Following the Toronto Film Festival in September of 2017, “The Current War” was scheduled for a worldwide release in December of that same year. However, the #MeToo movement unveiling multiple instances of sexual harassment perpetrated by Weinstein led to the swift fall of the entertainment tycoon, and his renowned company went down with him.
“The Current War” was thus stuck in a rare state of pre-release limbo, with its primary distribution company all but vanishing before it could hit screens across the globe. While Gomez-Rejon could have taken this opportunity to bury the past and try to forget about the film’s initial failure, he instead decided to make the most of his unique situation. With Weinstein out of the picture, he resolved to reshoot and re-edit “The Current War” to fit his original vision.
With #MeToo chucking Weinstein out, Gomez-Rejon’s Original Vision is In: A Compelling Story that Does Justice to its Historical Roots
Two years after production first wrapped on “The Current War,” Gomez-Rejon was able to get all of the primary actors back on set in London to help him recreate his cut of the film. The new version includes additional scenes that did not make it past development under Weinstein’s control. Likewise, it refocuses the film as a character-based story rather than a jargony historical drama.
Narratively, “The Current War” is about the notorious rivalry between radical inventors Thomas Edison (Cumberbatch) and George Westinghouse (Shannon) at the end of the nineteenth century.
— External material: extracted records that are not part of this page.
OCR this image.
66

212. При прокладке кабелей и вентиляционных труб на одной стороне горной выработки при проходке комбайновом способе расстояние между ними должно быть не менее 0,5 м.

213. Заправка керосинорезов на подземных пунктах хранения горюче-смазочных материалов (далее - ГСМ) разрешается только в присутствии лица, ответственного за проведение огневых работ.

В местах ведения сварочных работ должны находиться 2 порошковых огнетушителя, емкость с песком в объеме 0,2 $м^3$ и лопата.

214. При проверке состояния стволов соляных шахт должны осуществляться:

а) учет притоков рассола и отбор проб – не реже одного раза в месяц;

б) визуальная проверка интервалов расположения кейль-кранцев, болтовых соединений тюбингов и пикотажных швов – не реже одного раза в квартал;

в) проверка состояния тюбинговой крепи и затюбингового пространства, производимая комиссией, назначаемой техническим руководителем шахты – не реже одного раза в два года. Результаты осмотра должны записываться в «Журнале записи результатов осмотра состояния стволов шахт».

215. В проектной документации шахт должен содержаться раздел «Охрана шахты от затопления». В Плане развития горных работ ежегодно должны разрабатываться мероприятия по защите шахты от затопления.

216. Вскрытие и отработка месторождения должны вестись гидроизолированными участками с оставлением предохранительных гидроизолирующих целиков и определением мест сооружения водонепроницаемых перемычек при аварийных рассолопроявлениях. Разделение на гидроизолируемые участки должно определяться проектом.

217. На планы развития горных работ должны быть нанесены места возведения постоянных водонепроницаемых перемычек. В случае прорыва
In the movie’s dramatization of true events, the two visionary minds compete for the honor of lighting the 1893 Chicago’s Worlds Fair, Edison relying on the Direct Current system for electric light and Westinghouse committed to the Alternating Current system. Also featured in the movie will be historical figures such as inventor Nicola Tesla (Hoult), businessmen Samuel Insull (Holland) and J.P Morgan (Matthew Macfadyen), and spouses Mary Edison (Tuppence Middleton) and Marguerite Westinghouse (Katherine Waterston).
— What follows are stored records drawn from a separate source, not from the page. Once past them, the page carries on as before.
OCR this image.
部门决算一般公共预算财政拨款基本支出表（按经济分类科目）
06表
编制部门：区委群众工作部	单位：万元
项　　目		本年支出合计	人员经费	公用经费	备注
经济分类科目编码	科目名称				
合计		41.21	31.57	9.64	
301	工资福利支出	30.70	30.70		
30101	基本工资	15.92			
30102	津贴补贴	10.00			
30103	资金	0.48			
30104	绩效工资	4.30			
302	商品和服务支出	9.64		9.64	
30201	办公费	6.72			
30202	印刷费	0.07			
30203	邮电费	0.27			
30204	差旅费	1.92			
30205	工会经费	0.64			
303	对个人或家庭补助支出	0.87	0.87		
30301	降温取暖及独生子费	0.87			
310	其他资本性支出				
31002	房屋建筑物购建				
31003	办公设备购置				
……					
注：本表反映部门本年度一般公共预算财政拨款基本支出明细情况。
The new director’s cut will retain the bones of the same story, but it will tell that story in a way that Gomez-Rejon sees fitting and just. This is why distinctly adding “Directors Cut” to the title, rather than just putting it as an afterthought, is so important. By specifically calling the project “The Current War: Director’s Cut,” Gomez-Rejon is rebranding the film as something separate from the infamous picture that aired at Toronto in 2017.
Of course, this cut would not be possible without a few powerful allies in Gomez-Rejon’s corner. 101 Studio bought the film’s rights in April, promising to spearhead its wide release. Likewise, long time electricity buff, Timur Bekmambetov, director of “Ben-Hur,” “Abraham Lincoln Vampire Hunter,” and “Wanted,” stepped in to help Gomez-Rejon finance the reshoots.
‘The Director’s’ Allies helped make the ‘Cut’, especially Martin Scorsese who Saved the Day
The most prestigious help came from none other than Martin Scorsese, who took over as an executive producer in the wake of Weinstein’s downfall. Unlike Weinstein, though, Scorsese took a hands-off approach to the project, helping out when needed, but letting Gomez-Rejon follow his own path. A director himself, Scorsese had respect for the creative process and did not overstep with his authority as producer.
A few lucky viewers have already attended pre-screenings for “The Current War: Director’s Cut” and the verdict has been positive. Most say that the new version vastly exceeds the quality of its predecessor. So rest easy filmgoers, historians, and electricity connoisseurs, for the story of Edison and Westinghouse may finally be told with justice, and regardless of critical reception altogether, Alfonso Gomez-Rejon will be able to continue his career knowing that “The Current War” exists the way he wants it to.